The Wellington Tenths Trust has been successful in getting some of the assets belonging to Lorraine Skiffington, the partner of convicted fraudster and former chairman Ngatata Love, frozen pending a further judgment.
Last October, former Treaty negotiator Love was jailed for two years and six months after being found guilty of obtaining significant sums by deception. He and Skiffington used a $1.5 million payment from a land developer, given as a premium for access to valuable land owned by the trust, to repay most of a mortgage on a Plimmerton house they co-owned. Former trustees of the Tenths Trust gave evidence at the trial that they had never been told of the payment.
In his trial, Love sheeted the blame home to Skiffington, who he claimed had acted without his knowledge, and also blamed Shaan Stevens, a consultant who worked alongside Skiffington and Love. Skiffington was also charged but was granted a permanent stay as she was declared medically unfit to stand trial.
Wellington High Court Justice Karen Clark today ruled in favour of the Tenths Trust, who had asked for an interim freezing order on assets placed in two trusts of which Skiffington is the sole director and shareholder; Strategic Directionz and Moanatahi.
The trust is pursuing Skiffington for unjust enrichment, both for $1.7m paid into the trust used to buy the Plimmerton house, and for payments made to Skiffington or to Stategic Directionz totalling $1.8m.
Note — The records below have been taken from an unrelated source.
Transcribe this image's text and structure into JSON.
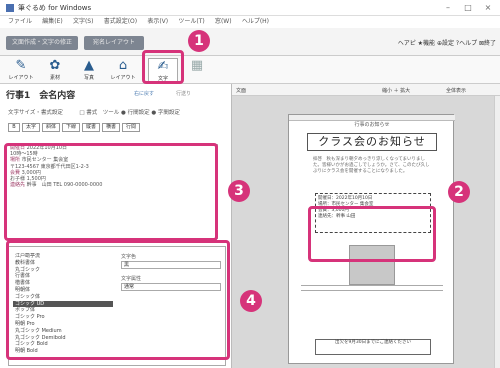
{
  "window": {
    "title": "筆ぐるめ for Windows",
    "minimize": "–",
    "maximize": "□",
    "close": "×"
  },
  "menu": [
    "ファイル",
    "編集(E)",
    "文字(S)",
    "書式設定(O)",
    "表示(V)",
    "ツール(T)",
    "窓(W)",
    "ヘルプ(H)"
  ],
  "tabs": [
    {
      "label": "文面作成・文字の修正"
    },
    {
      "label": "宛名レイアウト"
    }
  ],
  "right_menu": "ヘアピ ★機能 ⊕設定 ?ヘルプ ⊠終了",
  "toolbar": [
    {
      "icon": "brush-icon",
      "label": "レイアウト"
    },
    {
      "icon": "stamp-icon",
      "label": "素材"
    },
    {
      "icon": "image-icon",
      "label": "写真"
    },
    {
      "icon": "frame-icon",
      "label": "レイアウト"
    },
    {
      "icon": "text-icon",
      "label": "文字"
    },
    {
      "icon": "grid-icon",
      "label": ""
    }
  ],
  "left_panel": {
    "title": "行事1　会名内容",
    "link1": "右に戻す",
    "link2": "行送り",
    "row1": "文字サイズ・書式設定　　　□ 書式　ツール ● 行間設定 ● 字間設定",
    "buttons": [
      "B",
      "太字",
      "斜体",
      "下線",
      "縦書",
      "横書",
      "行間"
    ],
    "text_lines": [
      {
        "label": "開催日",
        "value": "2022年10月10日"
      },
      {
        "label": "",
        "value": "10時〜15時"
      },
      {
        "label": "場所",
        "value": "市民センター 集会室"
      },
      {
        "label": "",
        "value": "〒123-4567 東京都千代田区1-2-3"
      },
      {
        "label": "会費",
        "value": "3,000円"
      },
      {
        "label": "",
        "value": "お子様 1,500円"
      },
      {
        "label": "連絡先",
        "value": "幹事　山田 TEL 090-0000-0000"
      }
    ],
    "fonts": [
      "江戸勘亭流",
      "教科書体",
      "丸ゴシック",
      "行書体",
      "楷書体",
      "明朝体",
      "ゴシック体",
      "ゴシック UD",
      "ポップ体",
      "ゴシック Pro",
      "明朝 Pro",
      "丸ゴシック Medium",
      "丸ゴシック Demibold",
      "ゴシック Bold",
      "明朝 Bold"
    ],
    "fonts_selected_index": 7,
    "font_color_label": "文字色",
    "font_color_value": "黒",
    "font_size_label": "文字属性",
    "font_size_value": "通常"
  },
  "canvas": {
    "header_left": "文面",
    "header_mid": "縮小 ＋ 拡大",
    "header_right": "全体表示",
    "paper_header": "行事のお知らせ",
    "paper_title": "クラス会のお知らせ",
    "paper_body": "拝啓　秋も深まり朝夕めっきり涼しくなってまいりました。皆様いかがお過ごしでしょうか。さて、このたび久しぶりにクラス会を開催することになりました。",
    "event_lines": [
      "開催日：2022年10月10日",
      "場所：市民センター 集会室",
      "会費：3,000円",
      "連絡先：幹事 山田"
    ],
    "footnote": "出欠を9月30日までにご連絡ください"
  },
  "callouts": [
    "1",
    "2",
    "3",
    "4"
  ]
}
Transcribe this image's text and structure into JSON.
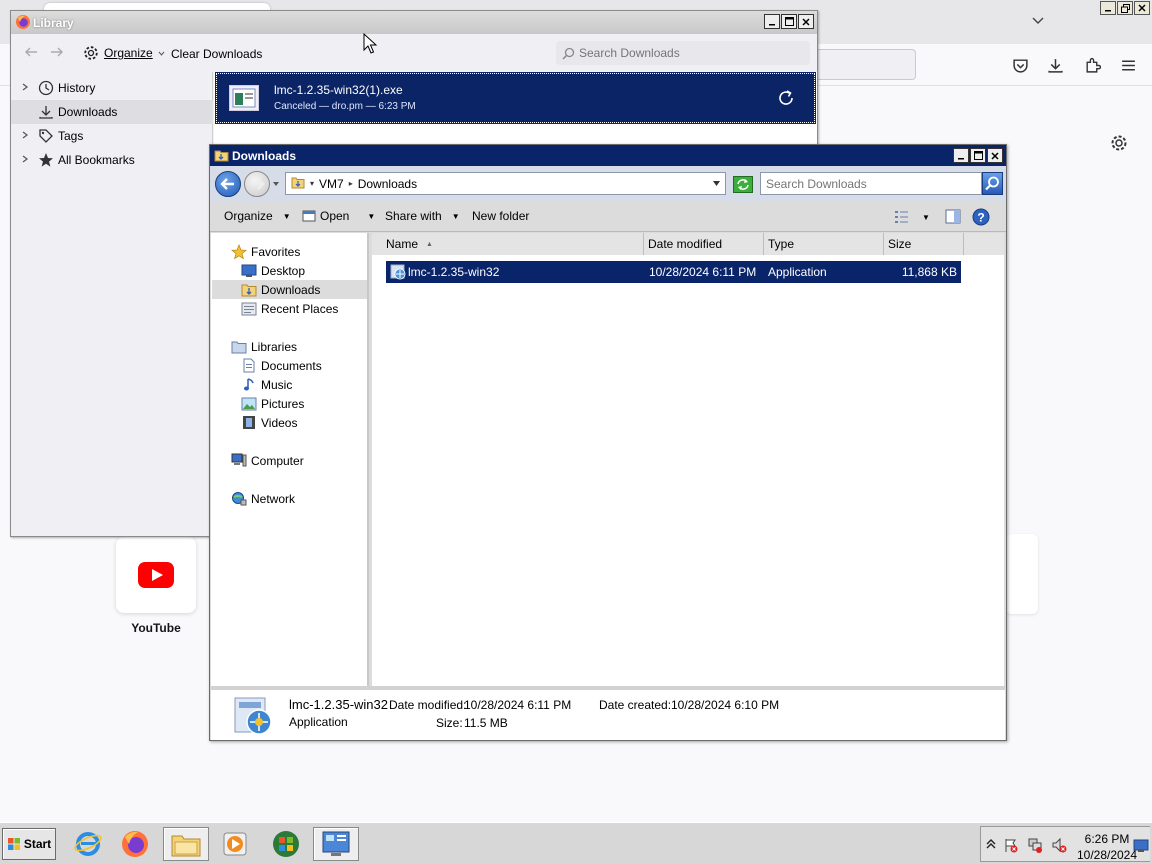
{
  "firefox": {
    "shortcut_label": "YouTube"
  },
  "library": {
    "title": "Library",
    "toolbar": {
      "organize_label": "Organize",
      "clear_label": "Clear Downloads",
      "search_placeholder": "Search Downloads"
    },
    "sidebar": [
      {
        "label": "History",
        "icon": "clock-icon",
        "expandable": true
      },
      {
        "label": "Downloads",
        "icon": "download-icon",
        "expandable": false,
        "selected": true
      },
      {
        "label": "Tags",
        "icon": "tag-icon",
        "expandable": true
      },
      {
        "label": "All Bookmarks",
        "icon": "star-icon",
        "expandable": true
      }
    ],
    "download": {
      "name": "lmc-1.2.35-win32(1).exe",
      "status": "Canceled — dro.pm — 6:23 PM"
    }
  },
  "explorer": {
    "title": "Downloads",
    "breadcrumb": [
      "VM7",
      "Downloads"
    ],
    "search_placeholder": "Search Downloads",
    "commands": {
      "organize": "Organize",
      "open": "Open",
      "share": "Share with",
      "new_folder": "New folder"
    },
    "nav": {
      "favorites": "Favorites",
      "desktop": "Desktop",
      "downloads": "Downloads",
      "recent": "Recent Places",
      "libraries": "Libraries",
      "documents": "Documents",
      "music": "Music",
      "pictures": "Pictures",
      "videos": "Videos",
      "computer": "Computer",
      "network": "Network"
    },
    "columns": {
      "name": "Name",
      "date": "Date modified",
      "type": "Type",
      "size": "Size"
    },
    "file": {
      "name": "lmc-1.2.35-win32",
      "date": "10/28/2024 6:11 PM",
      "type": "Application",
      "size": "11,868 KB"
    },
    "details": {
      "name": "lmc-1.2.35-win32",
      "type": "Application",
      "modified_label": "Date modified:",
      "modified_value": "10/28/2024 6:11 PM",
      "size_label": "Size:",
      "size_value": "11.5 MB",
      "created_label": "Date created:",
      "created_value": "10/28/2024 6:10 PM"
    }
  },
  "taskbar": {
    "start_label": "Start",
    "time": "6:26 PM",
    "date": "10/28/2024"
  },
  "colors": {
    "selection": "#0a246a",
    "youtube_red": "#ff0000"
  }
}
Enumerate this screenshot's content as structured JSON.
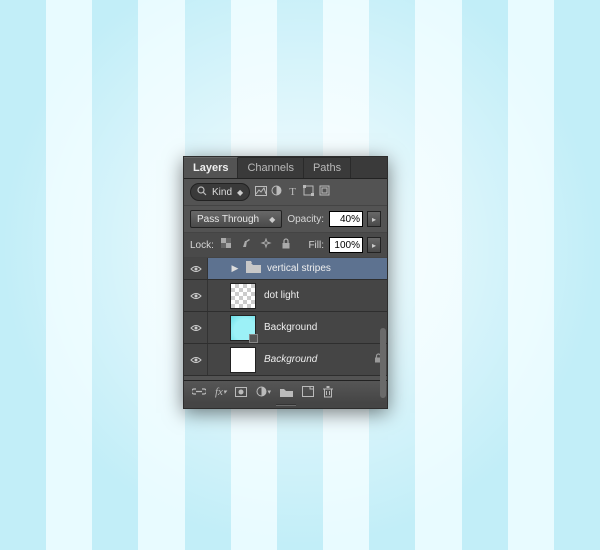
{
  "tabs": {
    "layers": "Layers",
    "channels": "Channels",
    "paths": "Paths"
  },
  "filter": {
    "label": "Kind"
  },
  "blend": {
    "mode": "Pass Through",
    "opacity_label": "Opacity:",
    "opacity_value": "40%"
  },
  "lock": {
    "label": "Lock:",
    "fill_label": "Fill:",
    "fill_value": "100%"
  },
  "layers": {
    "group": {
      "name": "vertical stripes"
    },
    "dotlight": {
      "name": "dot light"
    },
    "bgcyan": {
      "name": "Background"
    },
    "bgwhite": {
      "name": "Background"
    }
  }
}
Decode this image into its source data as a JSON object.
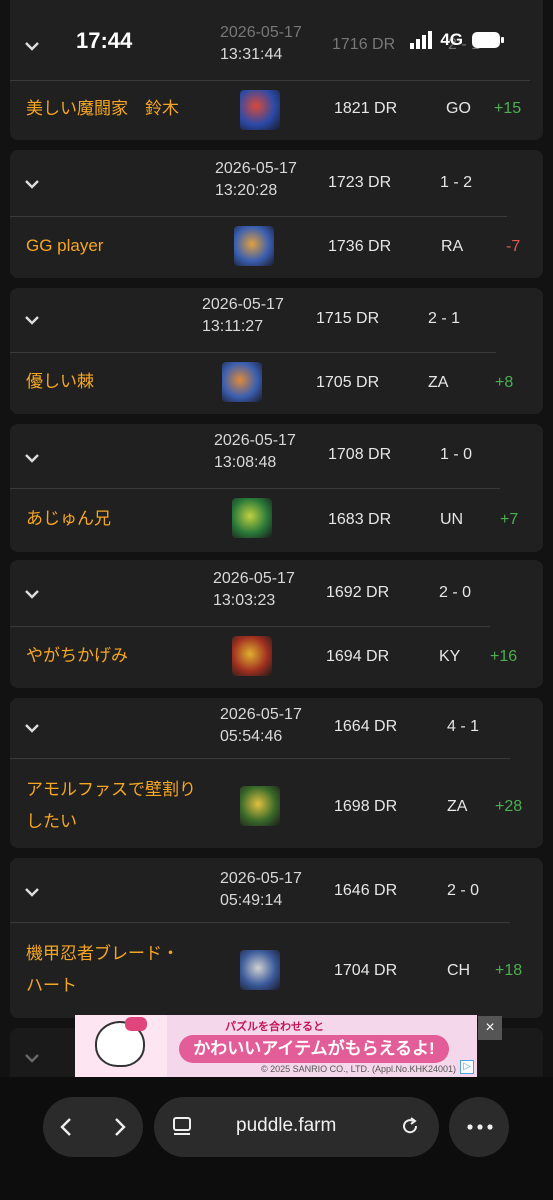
{
  "status_bar": {
    "time": "17:44",
    "network": "4G"
  },
  "matches": [
    {
      "datetime": [
        "2026-05-17",
        "13:31:44"
      ],
      "opponent_dr": "1716 DR",
      "score": "2 - 1",
      "player": [
        "美しい魔闘家　鈴木"
      ],
      "player_dr": "1821 DR",
      "character": "GO",
      "delta": "+15",
      "delta_sign": "pos"
    },
    {
      "datetime": [
        "2026-05-17",
        "13:20:28"
      ],
      "opponent_dr": "1723 DR",
      "score": "1 - 2",
      "player": [
        "GG player"
      ],
      "player_dr": "1736 DR",
      "character": "RA",
      "delta": "-7",
      "delta_sign": "neg"
    },
    {
      "datetime": [
        "2026-05-17",
        "13:11:27"
      ],
      "opponent_dr": "1715 DR",
      "score": "2 - 1",
      "player": [
        "優しい棘"
      ],
      "player_dr": "1705 DR",
      "character": "ZA",
      "delta": "+8",
      "delta_sign": "pos"
    },
    {
      "datetime": [
        "2026-05-17",
        "13:08:48"
      ],
      "opponent_dr": "1708 DR",
      "score": "1 - 0",
      "player": [
        "あじゅん兄"
      ],
      "player_dr": "1683 DR",
      "character": "UN",
      "delta": "+7",
      "delta_sign": "pos"
    },
    {
      "datetime": [
        "2026-05-17",
        "13:03:23"
      ],
      "opponent_dr": "1692 DR",
      "score": "2 - 0",
      "player": [
        "やがちかげみ"
      ],
      "player_dr": "1694 DR",
      "character": "KY",
      "delta": "+16",
      "delta_sign": "pos"
    },
    {
      "datetime": [
        "2026-05-17",
        "05:54:46"
      ],
      "opponent_dr": "1664 DR",
      "score": "4 - 1",
      "player": [
        "アモルファスで壁割り",
        "したい"
      ],
      "player_dr": "1698 DR",
      "character": "ZA",
      "delta": "+28",
      "delta_sign": "pos"
    },
    {
      "datetime": [
        "2026-05-17",
        "05:49:14"
      ],
      "opponent_dr": "1646 DR",
      "score": "2 - 0",
      "player": [
        "機甲忍者ブレード・",
        "ハート"
      ],
      "player_dr": "1704 DR",
      "character": "CH",
      "delta": "+18",
      "delta_sign": "pos"
    }
  ],
  "ad": {
    "headline": "かわいいアイテムがもらえるよ!",
    "top_text": "パズルを合わせると",
    "copyright": "© 2025 SANRIO CO., LTD. (Appl.No.KHK24001)",
    "close": "×",
    "info": "▷"
  },
  "browser": {
    "url": "puddle.farm"
  },
  "colors": {
    "accent_name": "#f5a623",
    "positive": "#4caf50",
    "negative": "#e05a4f"
  }
}
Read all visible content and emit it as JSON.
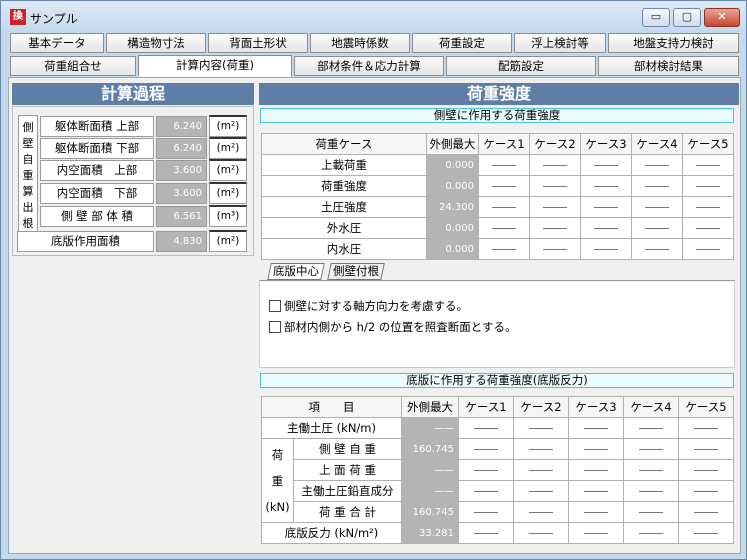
{
  "window": {
    "title": "サンプル",
    "icon": "app-icon",
    "min": "▭",
    "max": "▢",
    "close": "✕"
  },
  "tabs_row1": [
    "基本データ",
    "構造物寸法",
    "背面土形状",
    "地震時係数",
    "荷重設定",
    "浮上検討等",
    "地盤支持力検討"
  ],
  "tabs_row2": [
    "荷重組合せ",
    "計算内容(荷重)",
    "部材条件＆応力計算",
    "配筋設定",
    "部材検討結果"
  ],
  "left": {
    "title": "計算過程",
    "group_label": "側壁自重算出根拠",
    "rows": [
      {
        "label": "躯体断面積 上部",
        "value": "6.240",
        "unit": "(m²)"
      },
      {
        "label": "躯体断面積 下部",
        "value": "6.240",
        "unit": "(m²)"
      },
      {
        "label": "内空面積　上部",
        "value": "3.600",
        "unit": "(m²)"
      },
      {
        "label": "内空面積　下部",
        "value": "3.600",
        "unit": "(m²)"
      },
      {
        "label": "側 壁 部 体 積",
        "value": "6.561",
        "unit": "(m³)"
      }
    ],
    "bottom": {
      "label": "底版作用面積",
      "value": "4.830",
      "unit": "(m²)"
    }
  },
  "right": {
    "title": "荷重強度",
    "top_bar": "側壁に作用する荷重強度",
    "t1_headers": [
      "荷重ケース",
      "外側最大",
      "ケース1",
      "ケース2",
      "ケース3",
      "ケース4",
      "ケース5"
    ],
    "t1_rows": [
      {
        "label": "上載荷重",
        "value": "0.000"
      },
      {
        "label": "荷重強度",
        "value": "0.000"
      },
      {
        "label": "土圧強度",
        "value": "24.300"
      },
      {
        "label": "外水圧",
        "value": "0.000"
      },
      {
        "label": "内水圧",
        "value": "0.000"
      }
    ],
    "subtabs": [
      "底版中心",
      "側壁付根"
    ],
    "checks": [
      "側壁に対する軸方向力を考慮する。",
      "部材内側から h/2 の位置を照査断面とする。"
    ],
    "bottom_bar": "底版に作用する荷重強度(底版反力)",
    "t2_headers": [
      "項　　目",
      "外側最大",
      "ケース1",
      "ケース2",
      "ケース3",
      "ケース4",
      "ケース5"
    ],
    "t2_top": {
      "label": "主働土圧 (kN/m)",
      "value": "——"
    },
    "t2_group": [
      "荷",
      "重",
      "(kN)"
    ],
    "t2_rows": [
      {
        "label": "側 壁 自 重",
        "value": "160.745"
      },
      {
        "label": "上 面 荷 重",
        "value": "——"
      },
      {
        "label": "主働土圧鉛直成分",
        "value": "——"
      },
      {
        "label": "荷 重 合 計",
        "value": "160.745"
      }
    ],
    "t2_bottom": {
      "label": "底版反力 (kN/m²)",
      "value": "33.281"
    }
  }
}
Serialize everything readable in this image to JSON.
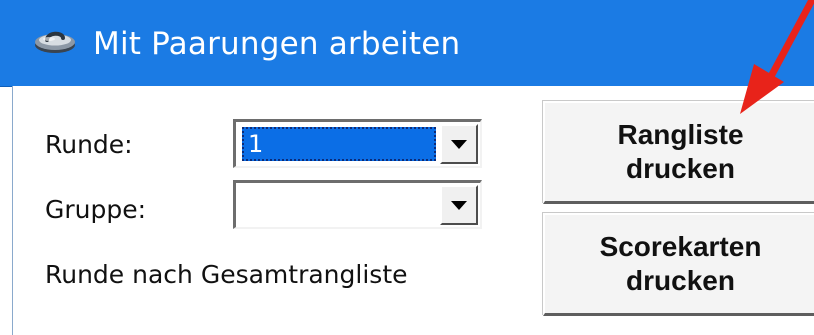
{
  "window": {
    "title": "Mit Paarungen arbeiten",
    "title_bar_color": "#1b7be4"
  },
  "form": {
    "round_label": "Runde:",
    "round_value": "1",
    "group_label": "Gruppe:",
    "group_value": "",
    "info_text": "Runde nach Gesamtrangliste"
  },
  "buttons": {
    "print_ranking_line1": "Rangliste",
    "print_ranking_line2": "drucken",
    "print_scorecards_line1": "Scorekarten",
    "print_scorecards_line2": "drucken"
  },
  "icons": {
    "title_icon": "curling-stone-icon",
    "dropdown_icon": "chevron-down-icon",
    "annotation": "red-arrow-icon"
  },
  "colors": {
    "selection": "#0b6ee6",
    "annotation_arrow": "#e8231a"
  }
}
Assets belonging to Skiffington and Strategic Directionz are now frozen pending the final determination of that issue.
In an affidavit opposing that summary judgment and freezing order applications, Skiffington argued that she was not paid consultancy fees for the work she did for the Tenths Trust between 2006 and 2010, but had given the trust extensive benefit from her work, so the money she was paid by the property developers reflected that, Justice Clark said.
The judge noted that Skiffington has not made a payment on the $92,700 mortgage on the Plimmerton house since March this year, despite it being tenanted. She also never responded to a letter from the Tenths Trust in November 2016 requesting reparations for unauthorised payments she had received.
"Balancing all that has been said on behalf of the defendants against the first defendant's failure to arrange payment of even part of the mortgage arrears due to Westpac, the defendant's failure to respond to Tenths' request for a written undertaking, and the apparent strength of the plaintiff's claim, Tenths has demonstrated that the overall interests of justice favour the grant of an interim freezing order," the judge said. "The overall interests of justice do not favour the defendants in circumstances where there is a tenable argument they have engaged in fraudulent activities that have caused serious loss to the plaintiff, its beneficiaries, and the wider Maori community in Wellington and Taranaki."
The trust was established to administer 81 hectares of Maori Reserve lands, largely in urban Wellington, on behalf of its beneficial owners, the descendants of hapu of Te Atiawa, Ngati Tama, Taranaki, and Ngati Ruanui tupuna who were living within the rohe in 1839. It held assets of $55.6m as at March 31, 2014. There are currently 6,133 registered beneficial owners.